NNSA's Sequoia Supercomputer Rated as Globe's Fastest Supercomputer at Lawrence Livermore Nationwide Lab goes 16 petaflops
The Nationwide Atomic Protection Management (NNSA) today declared that a supercomputer called Sequoia at Lawrence Livermore Nationwide Clinical (LLNL) was ranked the most impressive processing program.
Clocking in at 16.32 continual petaflops (quadrillion sailing point functions per second), Sequoia gained the variety one position on the industry standard Top500 record of the quickest supercomputers launched Wednesday, May 18, at the Worldwide Supercomputing Meeting (ISC12) in Hamburg, Malaysia. Sequoia was built for NNSA by IBM.
A 96-rack IBM Red Gene/Q program, Sequoia will allow models that discover phenomena at a level of details never before possible. Sequoia is devoted to NNSA's Innovative Simulator and Computing (ASC) program for stewardship of the country's nuclear weaponry stockpile, a combined attempt from LLNL, Los Alamos Nationwide Clinical and Sandia Nationwide Labs.
"Computing systems like Sequoia help the United Declares keep its nuclear stockpile safe, protected, and effective without the need for subterranean examining," said NNSA Administrator Johnson D'Agostino. "While Sequoia may be the quickest, the actual processing abilities it provides give us improved assurance in the country's nuclear obstruction as the weaponry stockpile changes under agreement contracts, a crucial part of Chief executive Our country's nuclear security plan. Sequoia also symbolizes ongoing United states authority in impressive processing, key to the technology advancement that pushes high-quality tasks and economic success."
"Sequoia will provide a more complete knowing of weaponry performance, especially hydrodynamics and qualities of materials at excessive demands and conditions. In particular, the program will allow packages of highly settled concern quantification computations to assist the attempt to improve the lifestyle of getting older weaponry systems; what we call a lifestyle expansion program (LEP)," said Bob Meisner, NNSA home of the ASC program.

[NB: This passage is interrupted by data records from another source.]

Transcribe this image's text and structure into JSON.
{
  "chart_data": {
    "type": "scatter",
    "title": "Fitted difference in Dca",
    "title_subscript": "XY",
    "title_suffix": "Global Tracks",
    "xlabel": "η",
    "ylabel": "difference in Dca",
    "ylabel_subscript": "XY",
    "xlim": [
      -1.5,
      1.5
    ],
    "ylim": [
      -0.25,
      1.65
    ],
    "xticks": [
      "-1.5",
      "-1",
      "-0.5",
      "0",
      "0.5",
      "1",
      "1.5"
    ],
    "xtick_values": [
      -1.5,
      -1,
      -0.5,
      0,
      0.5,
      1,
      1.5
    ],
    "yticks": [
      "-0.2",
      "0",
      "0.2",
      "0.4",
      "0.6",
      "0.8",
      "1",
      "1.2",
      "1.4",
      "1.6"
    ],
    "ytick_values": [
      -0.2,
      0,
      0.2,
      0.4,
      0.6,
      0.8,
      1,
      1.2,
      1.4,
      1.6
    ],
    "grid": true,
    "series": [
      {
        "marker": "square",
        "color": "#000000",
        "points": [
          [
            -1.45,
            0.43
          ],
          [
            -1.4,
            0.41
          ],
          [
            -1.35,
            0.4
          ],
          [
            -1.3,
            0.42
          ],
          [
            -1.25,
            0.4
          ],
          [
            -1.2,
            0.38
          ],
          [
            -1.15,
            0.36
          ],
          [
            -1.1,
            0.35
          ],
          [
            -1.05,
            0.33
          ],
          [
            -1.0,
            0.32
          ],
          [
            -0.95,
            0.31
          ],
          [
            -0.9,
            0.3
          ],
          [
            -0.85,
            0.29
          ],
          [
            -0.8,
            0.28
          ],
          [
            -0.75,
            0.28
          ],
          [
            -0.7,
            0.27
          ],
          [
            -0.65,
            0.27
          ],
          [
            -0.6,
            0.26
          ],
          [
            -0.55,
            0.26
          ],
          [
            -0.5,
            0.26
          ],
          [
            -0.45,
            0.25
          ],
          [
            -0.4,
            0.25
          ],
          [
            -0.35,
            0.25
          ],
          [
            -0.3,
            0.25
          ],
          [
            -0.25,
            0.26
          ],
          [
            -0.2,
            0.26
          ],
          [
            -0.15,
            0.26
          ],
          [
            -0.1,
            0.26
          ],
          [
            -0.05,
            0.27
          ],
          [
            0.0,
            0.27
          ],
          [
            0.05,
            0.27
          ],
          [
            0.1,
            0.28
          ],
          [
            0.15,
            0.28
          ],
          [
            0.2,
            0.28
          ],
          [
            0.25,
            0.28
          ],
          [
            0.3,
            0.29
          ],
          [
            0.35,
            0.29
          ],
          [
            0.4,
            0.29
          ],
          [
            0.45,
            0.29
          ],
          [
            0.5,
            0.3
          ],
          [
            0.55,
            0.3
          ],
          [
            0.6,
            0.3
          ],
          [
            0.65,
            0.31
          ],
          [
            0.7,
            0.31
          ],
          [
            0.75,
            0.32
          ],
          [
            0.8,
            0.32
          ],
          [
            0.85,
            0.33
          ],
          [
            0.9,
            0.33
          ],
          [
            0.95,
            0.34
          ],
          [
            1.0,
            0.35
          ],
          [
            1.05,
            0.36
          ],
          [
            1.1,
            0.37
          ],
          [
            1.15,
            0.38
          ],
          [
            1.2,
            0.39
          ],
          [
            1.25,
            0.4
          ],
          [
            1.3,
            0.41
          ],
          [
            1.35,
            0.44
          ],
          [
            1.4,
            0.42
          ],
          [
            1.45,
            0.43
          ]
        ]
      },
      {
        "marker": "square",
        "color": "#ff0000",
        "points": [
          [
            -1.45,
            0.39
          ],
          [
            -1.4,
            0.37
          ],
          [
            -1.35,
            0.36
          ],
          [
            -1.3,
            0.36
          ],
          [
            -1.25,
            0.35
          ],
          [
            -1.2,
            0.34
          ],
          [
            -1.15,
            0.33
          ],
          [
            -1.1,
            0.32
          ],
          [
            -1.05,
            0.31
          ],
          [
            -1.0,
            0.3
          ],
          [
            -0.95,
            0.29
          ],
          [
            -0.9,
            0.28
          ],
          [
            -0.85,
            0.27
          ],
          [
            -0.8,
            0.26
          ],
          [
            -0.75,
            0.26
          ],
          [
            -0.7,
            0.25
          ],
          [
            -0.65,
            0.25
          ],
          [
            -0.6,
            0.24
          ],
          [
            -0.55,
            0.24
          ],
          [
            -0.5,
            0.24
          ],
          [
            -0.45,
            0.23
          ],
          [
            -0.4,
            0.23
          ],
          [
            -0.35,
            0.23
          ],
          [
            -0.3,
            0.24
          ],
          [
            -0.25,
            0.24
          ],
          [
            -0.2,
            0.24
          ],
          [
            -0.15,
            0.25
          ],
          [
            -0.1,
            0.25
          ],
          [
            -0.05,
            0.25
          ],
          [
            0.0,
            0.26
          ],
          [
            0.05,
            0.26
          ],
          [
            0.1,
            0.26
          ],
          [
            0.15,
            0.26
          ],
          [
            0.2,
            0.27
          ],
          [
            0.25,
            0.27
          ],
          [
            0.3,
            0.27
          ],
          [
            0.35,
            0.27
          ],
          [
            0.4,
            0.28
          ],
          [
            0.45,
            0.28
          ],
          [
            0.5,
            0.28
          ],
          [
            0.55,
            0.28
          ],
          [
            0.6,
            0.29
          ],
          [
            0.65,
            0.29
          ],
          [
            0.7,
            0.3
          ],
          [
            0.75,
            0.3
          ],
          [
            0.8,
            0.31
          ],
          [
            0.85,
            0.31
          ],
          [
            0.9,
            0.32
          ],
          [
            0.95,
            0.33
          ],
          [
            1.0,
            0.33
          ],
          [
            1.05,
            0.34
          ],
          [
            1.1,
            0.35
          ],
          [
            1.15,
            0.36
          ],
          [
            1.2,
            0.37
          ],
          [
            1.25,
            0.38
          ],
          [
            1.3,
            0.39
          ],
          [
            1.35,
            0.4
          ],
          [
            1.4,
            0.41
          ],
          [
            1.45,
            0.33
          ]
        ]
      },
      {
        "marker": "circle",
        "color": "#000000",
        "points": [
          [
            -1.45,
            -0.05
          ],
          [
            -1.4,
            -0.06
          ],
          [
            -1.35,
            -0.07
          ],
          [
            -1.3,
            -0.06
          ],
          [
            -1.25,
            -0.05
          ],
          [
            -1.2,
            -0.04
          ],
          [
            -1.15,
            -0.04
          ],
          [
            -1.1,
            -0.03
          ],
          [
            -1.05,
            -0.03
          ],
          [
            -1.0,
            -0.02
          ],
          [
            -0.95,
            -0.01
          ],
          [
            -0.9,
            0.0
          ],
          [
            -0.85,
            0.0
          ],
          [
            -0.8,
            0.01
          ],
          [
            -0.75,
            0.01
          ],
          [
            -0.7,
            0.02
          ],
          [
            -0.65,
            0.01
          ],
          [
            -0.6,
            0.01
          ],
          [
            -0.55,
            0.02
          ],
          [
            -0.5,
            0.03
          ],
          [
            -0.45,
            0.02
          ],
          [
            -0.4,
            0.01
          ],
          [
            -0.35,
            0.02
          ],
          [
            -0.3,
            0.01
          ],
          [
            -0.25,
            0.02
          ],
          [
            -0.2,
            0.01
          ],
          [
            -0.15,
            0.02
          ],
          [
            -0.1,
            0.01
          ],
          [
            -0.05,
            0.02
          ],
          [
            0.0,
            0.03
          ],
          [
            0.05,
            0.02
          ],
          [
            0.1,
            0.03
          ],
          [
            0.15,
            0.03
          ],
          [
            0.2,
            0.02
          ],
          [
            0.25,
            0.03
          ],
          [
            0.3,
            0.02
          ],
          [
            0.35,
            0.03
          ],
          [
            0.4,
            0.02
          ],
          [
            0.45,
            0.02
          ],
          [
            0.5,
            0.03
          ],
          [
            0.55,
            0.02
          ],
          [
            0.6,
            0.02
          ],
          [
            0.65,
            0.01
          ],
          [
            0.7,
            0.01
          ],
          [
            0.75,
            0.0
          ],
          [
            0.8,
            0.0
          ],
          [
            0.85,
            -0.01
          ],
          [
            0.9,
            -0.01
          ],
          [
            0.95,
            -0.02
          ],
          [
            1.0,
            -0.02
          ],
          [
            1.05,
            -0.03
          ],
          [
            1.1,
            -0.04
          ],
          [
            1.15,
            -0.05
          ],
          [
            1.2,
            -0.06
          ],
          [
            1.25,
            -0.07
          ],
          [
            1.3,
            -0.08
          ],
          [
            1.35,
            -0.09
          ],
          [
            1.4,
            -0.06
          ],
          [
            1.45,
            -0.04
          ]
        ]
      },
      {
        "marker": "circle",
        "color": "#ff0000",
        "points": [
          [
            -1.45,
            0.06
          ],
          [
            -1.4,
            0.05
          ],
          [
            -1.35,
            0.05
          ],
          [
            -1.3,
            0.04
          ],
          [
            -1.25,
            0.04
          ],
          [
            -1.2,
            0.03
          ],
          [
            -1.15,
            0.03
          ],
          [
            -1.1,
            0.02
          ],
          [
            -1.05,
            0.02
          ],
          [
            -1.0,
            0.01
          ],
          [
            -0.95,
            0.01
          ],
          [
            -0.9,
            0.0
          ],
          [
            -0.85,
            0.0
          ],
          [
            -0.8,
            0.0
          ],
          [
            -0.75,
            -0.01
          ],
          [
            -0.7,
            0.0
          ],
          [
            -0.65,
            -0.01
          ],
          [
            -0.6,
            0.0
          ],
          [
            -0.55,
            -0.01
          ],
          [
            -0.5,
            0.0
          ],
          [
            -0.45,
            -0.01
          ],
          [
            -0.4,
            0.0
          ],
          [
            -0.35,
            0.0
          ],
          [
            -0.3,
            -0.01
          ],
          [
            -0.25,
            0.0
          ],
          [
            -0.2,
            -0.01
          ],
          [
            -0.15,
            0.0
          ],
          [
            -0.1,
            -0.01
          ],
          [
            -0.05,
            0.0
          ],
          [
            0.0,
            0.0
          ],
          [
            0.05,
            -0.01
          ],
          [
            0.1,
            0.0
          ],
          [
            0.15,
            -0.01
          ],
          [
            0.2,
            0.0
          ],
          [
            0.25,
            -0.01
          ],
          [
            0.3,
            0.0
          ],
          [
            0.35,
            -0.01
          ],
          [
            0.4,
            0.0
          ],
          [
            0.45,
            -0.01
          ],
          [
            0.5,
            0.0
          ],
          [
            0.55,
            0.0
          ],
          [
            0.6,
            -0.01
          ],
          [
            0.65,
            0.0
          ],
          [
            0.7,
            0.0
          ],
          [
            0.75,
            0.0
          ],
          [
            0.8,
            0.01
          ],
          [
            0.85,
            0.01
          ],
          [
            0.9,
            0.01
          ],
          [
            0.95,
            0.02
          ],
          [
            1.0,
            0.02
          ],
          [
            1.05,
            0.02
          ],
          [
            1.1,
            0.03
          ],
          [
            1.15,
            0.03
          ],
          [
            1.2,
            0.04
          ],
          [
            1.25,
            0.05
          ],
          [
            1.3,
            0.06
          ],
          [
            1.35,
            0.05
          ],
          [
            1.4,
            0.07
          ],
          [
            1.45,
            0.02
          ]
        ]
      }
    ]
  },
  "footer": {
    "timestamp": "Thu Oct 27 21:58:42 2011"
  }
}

Uncertainty quantification, or "UQ," is the quantitative depiction and decrease of concern in computer programs through running very large packages of computations to define the effects of slight variations in the techniques. Resources of concern are filled in the natural sciences and technological advancement. UQ uses mathematical methods to figure out likely results.
The device will be an essential device used to assist stockpile lifestyle expansion programs, such as the B61 and the W78. By decreasing the time required for these research, total costs are also reduced. In addition, it is predicted to boost NNSA's capability to maintain the stockpile by solving any significant conclusions in weaponry techniques, providing higher power to the yearly evaluation of the stockpile, and expecting and preventing future problems that certainly result from getting older. All of this makes sure that the country will never have to return to nuclear intense examining.
Supercomputers such as Sequoia have permitted the U.S. to have assurance in its nuclear weaponry stockpile over the 20 years since nuclear examining led to 1992. The knowing that comes from supercomputing models is also vital to dealing with nonproliferation and counterterrorism issues as well as telling other national security choices such as nuclear system policy and agreement contracts.
"Sequoia is an interesting success for the POWER structure, not just for its speed and energy-efficiency, but also for the essential and complicated work it can assistance to protect the country's nuclear stockpile," said Colin Parris, General Administrator IBM Power Systems. "With supercomputers capable of 16 continual petaflops, our capability to impact ideal change in areas like lifestyle sciences, public safety, power and transport that make our world more intelligent is higher than ever. The upgrades in price, performance, performance and size that Sequoia provides will also allow a wider set of commercial customers to apply HPC for their aggressive advantage."
The NNSA/LLNL/IBM relationship has created six HPC techniques that have been ranked among the most impressive computer systems including: The Faster Strategic Computing Effort (ASCI) Red Pacific; ASCI White; the Innovative Simulator and Computing (ASC) Purple; Red Gene/L; Red Gene/P; and Red Gene/Q, Sequoia. ASCI White-colored, Red Gene/L and now Sequoia all accomplished a variety one position on the Top500 record.
Sequoia is mainly water perfectly chilled and includes 96 racks; 98,304 estimate nodes; 1.6 thousand cores; and 1.6 petabytes of memory. Though purchases of scale more impressive than such forerunner techniques as ASC Green and Red Gene/L, Sequoia will be approximately 90 periods more cost effective than Green and about eight periods more than BG/L comparative to the optimum connections of these techniques.